Details
-
Improvement
-
Status: Resolved
-
Major
-
Resolution: Fixed
-
0.20.2
-
None
-
None
Description
On the same (build) machine, there may be multiple instances of same local job running - e.g. same unit test from snapshot build and release build.
For each build project on our build machine, there is environment variable with unique value defined.
In JobClient.submitJobInternal(), there is following code:
JobID jobId = jobSubmitClient.getNewJobId();
Path submitJobDir = new Path(getSystemDir(), jobId.toString());
The above code doesn't handle the scenario described previously and often leads to the following failure:
Caused by: org.apache.hadoop.util.Shell$ExitCodeException: chmod: cannot access `/tmp/hadoop-build/mapred/system/job_local_0002': No such file or directory
at org.apache.hadoop.util.Shell.runCommand(Shell.java:195)
at org.apache.hadoop.util.Shell.run(Shell.java:134)
at org.apache.hadoop.util.Shell$ShellCommandExecutor.execute(Shell.java:286)
at org.apache.hadoop.util.Shell.execCommand(Shell.java:354)
at org.apache.hadoop.util.Shell.execCommand(Shell.java:337)
at org.apache.hadoop.fs.RawLocalFileSystem.execCommand(RawLocalFileSystem.java:492)

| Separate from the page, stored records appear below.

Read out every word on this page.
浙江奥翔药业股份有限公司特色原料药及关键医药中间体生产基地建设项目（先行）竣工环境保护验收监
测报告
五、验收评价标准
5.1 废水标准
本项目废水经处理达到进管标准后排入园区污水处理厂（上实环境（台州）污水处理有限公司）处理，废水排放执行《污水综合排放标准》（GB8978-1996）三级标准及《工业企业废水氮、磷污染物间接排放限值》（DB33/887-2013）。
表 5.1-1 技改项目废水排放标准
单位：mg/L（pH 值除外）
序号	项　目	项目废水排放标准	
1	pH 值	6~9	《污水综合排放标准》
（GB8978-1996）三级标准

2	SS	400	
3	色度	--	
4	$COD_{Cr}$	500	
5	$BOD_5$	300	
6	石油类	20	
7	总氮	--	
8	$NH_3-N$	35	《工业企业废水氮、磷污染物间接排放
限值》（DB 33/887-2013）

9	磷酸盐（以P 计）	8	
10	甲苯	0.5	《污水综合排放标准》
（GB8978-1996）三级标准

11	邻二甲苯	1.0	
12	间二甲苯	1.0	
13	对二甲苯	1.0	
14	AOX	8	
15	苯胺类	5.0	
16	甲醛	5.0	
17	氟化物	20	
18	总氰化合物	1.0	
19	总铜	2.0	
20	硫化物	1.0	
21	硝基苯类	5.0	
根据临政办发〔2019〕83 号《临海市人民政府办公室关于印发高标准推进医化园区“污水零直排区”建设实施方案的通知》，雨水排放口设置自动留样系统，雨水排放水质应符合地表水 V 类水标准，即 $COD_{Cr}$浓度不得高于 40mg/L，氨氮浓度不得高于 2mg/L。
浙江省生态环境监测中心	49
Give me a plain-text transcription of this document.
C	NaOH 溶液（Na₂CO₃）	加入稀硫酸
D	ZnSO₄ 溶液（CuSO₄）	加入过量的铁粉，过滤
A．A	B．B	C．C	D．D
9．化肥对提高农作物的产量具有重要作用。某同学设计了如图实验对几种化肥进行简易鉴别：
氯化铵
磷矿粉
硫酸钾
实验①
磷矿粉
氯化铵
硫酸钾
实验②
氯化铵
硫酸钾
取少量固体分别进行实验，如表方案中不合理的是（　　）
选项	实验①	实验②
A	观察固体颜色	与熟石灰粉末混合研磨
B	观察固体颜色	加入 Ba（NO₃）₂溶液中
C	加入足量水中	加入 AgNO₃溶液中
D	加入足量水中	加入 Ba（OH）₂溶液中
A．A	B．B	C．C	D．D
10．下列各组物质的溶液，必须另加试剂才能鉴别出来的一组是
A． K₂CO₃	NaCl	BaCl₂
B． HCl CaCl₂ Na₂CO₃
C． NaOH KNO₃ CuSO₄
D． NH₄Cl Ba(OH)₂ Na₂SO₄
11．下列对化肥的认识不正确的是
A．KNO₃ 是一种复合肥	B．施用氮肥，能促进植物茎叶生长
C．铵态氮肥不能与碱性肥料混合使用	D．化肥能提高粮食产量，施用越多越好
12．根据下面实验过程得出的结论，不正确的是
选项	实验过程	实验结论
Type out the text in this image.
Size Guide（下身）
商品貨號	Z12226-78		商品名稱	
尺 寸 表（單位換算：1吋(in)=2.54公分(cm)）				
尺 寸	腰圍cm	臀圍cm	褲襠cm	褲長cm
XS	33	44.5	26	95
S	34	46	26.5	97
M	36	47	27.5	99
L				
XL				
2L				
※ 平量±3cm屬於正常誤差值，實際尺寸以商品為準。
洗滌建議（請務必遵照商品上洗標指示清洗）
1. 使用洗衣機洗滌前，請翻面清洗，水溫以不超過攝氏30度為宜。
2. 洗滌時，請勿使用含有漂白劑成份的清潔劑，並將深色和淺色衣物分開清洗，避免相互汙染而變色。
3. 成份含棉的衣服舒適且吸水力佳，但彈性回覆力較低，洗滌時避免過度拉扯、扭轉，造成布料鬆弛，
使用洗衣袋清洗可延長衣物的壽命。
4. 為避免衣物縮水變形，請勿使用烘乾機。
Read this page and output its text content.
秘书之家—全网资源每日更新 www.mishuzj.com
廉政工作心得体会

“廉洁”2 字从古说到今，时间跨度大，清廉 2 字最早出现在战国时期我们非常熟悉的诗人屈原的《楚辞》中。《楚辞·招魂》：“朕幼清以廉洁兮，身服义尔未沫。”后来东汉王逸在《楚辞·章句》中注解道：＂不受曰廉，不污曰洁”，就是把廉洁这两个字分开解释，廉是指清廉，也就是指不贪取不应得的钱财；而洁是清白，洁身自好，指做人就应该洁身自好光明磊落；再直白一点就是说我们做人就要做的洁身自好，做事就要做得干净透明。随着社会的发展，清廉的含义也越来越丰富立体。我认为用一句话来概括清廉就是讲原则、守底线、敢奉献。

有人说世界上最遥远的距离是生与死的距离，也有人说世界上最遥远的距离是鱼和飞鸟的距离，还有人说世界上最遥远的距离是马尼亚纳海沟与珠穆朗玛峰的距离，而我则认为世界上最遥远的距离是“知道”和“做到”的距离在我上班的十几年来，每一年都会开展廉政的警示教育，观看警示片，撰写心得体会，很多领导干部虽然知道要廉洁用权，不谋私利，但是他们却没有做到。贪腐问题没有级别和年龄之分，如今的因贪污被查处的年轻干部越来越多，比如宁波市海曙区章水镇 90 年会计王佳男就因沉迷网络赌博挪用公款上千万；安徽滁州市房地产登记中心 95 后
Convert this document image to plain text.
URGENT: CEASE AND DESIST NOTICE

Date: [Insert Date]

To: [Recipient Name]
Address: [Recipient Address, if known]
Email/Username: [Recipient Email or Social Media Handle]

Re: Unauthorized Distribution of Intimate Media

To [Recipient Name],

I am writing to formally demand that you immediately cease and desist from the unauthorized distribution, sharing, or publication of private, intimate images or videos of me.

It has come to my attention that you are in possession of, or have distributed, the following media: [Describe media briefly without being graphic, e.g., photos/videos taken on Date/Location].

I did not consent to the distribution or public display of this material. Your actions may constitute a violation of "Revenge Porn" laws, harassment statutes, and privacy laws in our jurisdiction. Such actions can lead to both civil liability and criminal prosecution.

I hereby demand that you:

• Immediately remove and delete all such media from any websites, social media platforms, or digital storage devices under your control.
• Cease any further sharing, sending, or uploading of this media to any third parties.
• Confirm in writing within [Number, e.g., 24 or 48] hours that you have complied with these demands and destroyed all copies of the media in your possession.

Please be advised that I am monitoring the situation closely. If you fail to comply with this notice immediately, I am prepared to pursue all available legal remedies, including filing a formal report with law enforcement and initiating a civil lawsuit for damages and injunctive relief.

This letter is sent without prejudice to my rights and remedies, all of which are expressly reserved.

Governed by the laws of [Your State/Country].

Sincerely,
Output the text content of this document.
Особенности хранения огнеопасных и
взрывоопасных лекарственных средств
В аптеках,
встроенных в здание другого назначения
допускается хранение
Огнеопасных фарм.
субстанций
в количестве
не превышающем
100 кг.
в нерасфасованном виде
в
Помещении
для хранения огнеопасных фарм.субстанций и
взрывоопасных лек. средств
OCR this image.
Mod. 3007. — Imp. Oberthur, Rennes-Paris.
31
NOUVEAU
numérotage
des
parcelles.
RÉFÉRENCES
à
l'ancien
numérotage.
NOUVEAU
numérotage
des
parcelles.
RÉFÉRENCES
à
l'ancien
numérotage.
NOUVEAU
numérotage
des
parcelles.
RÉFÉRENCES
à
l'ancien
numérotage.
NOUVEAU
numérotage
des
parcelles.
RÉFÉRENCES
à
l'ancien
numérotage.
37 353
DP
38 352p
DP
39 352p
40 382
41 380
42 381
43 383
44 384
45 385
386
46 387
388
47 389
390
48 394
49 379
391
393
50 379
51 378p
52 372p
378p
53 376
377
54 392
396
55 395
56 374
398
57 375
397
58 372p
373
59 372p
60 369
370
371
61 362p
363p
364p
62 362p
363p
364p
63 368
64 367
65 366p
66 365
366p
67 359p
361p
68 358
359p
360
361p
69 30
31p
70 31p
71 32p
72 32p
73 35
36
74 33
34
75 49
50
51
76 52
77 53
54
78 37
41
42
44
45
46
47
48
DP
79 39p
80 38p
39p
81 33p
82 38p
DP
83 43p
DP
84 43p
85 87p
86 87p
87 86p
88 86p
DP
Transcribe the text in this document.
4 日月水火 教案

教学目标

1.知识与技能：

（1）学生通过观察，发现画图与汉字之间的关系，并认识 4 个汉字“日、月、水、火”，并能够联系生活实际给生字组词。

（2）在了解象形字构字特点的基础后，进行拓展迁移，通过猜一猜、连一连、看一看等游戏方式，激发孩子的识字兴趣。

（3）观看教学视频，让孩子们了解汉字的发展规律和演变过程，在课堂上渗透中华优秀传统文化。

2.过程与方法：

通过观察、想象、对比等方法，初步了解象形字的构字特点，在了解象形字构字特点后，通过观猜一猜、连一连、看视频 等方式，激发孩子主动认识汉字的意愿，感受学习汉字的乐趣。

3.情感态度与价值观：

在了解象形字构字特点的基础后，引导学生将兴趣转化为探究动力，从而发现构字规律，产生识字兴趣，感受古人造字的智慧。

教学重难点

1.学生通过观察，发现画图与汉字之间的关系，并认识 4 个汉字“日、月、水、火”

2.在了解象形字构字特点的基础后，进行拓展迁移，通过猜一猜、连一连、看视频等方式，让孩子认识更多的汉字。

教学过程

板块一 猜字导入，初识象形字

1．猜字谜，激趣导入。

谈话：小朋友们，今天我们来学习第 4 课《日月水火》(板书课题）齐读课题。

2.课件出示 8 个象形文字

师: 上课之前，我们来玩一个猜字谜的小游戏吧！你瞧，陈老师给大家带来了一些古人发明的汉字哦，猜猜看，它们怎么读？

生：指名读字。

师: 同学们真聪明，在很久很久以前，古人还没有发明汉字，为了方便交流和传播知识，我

at org.apache.hadoop.fs.RawLocalFileSystem.setPermission(RawLocalFileSystem.java:484)
at org.apache.hadoop.fs.FilterFileSystem.setPermission(FilterFileSystem.java:286)
at org.apache.hadoop.fs.FileSystem.mkdirs(FileSystem.java:308)
at org.apache.hadoop.mapred.JobClient.configureCommandLineOptions(JobClient.java:614)
at org.apache.hadoop.mapred.JobClient.submitJobInternal(JobClient.java:802)
at org.apache.hadoop.mapred.JobClient.submitJob(JobClient.java:771)
at org.apache.hadoop.mapred.HadoopClient.runJob(HadoopClient.java:177)
One solution would be to incorporate the value of the underlying environment variable into either NewJobId or SystemDir so that there is no conflict.